Every month subscribers receive seven to eight packaged foods from a different country in a Tiffany-blue box. A Culture Guide features blurbs on each product and recipes from a local chef who helped curate the collection. The Paris Box, which remains in rotation in varying forms, arrived as my July subscription, with contents from across France selected by Paris chef Christophe Schmitt (of Michelin-starred Le Diane).

Vive Le Fress

The young French couple behind the year-old Bon Appetit Box—San Francisco transplants Zoe Capdevilla, 26, and Bertrand Corp, 27—are still in startup mode with a bare-bones staff of interns and only four basic boxes shipped out so far. While most subscription services offer choices only when it comes to size or frequency of delivery, Bon Appetit has you choose a French food box à la carte on their website along a breakfast, café or apéritif theme. Each one comes filled with a half-dozen small items sourced from outside importers. There are also mini versions of the various boxes available.
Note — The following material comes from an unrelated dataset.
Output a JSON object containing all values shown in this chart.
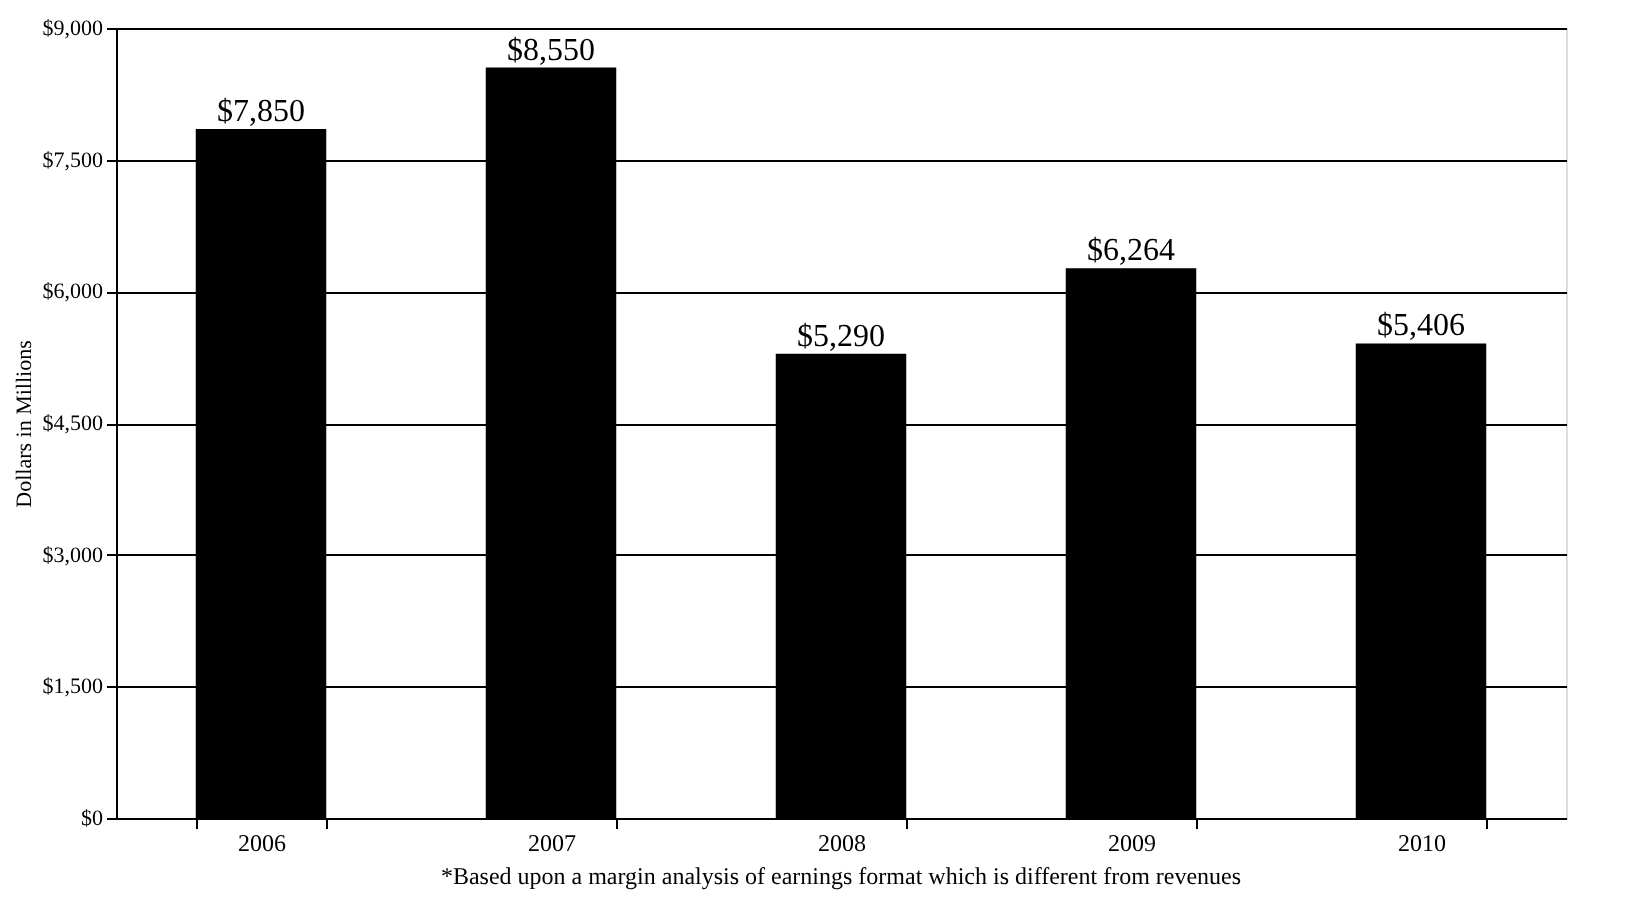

Ms. Capdevilla and Mr. Corp are the cheerful face of their brand, pictured on a welcome postcard (“Bonjour! Let’s start our journey to France.”) that arrives with each compact red-and-white box. My Provence Apéritif Box featured four jarred spreads (a few tapenades, an artichoke pesto) and three types of crackers.

Try On the Boot

Eattiamo, launched by three high school friends from Italy, debuted in June, dispatching its first big box of artisanal ingredients to American subscribers. The company promises a full meal for four people inside every box—with (almost) no need to purchase anything else. A full-time scout searches for unique products from up and down the boot, imported direct to the company’s New Jersey warehouse. The first themed box focused on Cinque Terre, the Mediterranean region where the founders grew up.

For the second box, which landed on my kitchen counter this summer, they enlisted a top chef, Enrico Crippa of three-Michelin-starred Piazza Duomo in Piedmont, to guest curate. (Mr. Crippa’s restaurant is owned by the Ceretto wine family, a major Eattiamo investor.)

This substantial box arrived stuffed with 6 pounds of good things to eat along with detailed instructions for turning it all into a meal. A glossy card offered an easy-to-follow recipe for transforming tomato juice from Portofino into an Italian Bloody Mary, an aperitivo served with the chef’s favorite black olives and sun-dried tomatoes.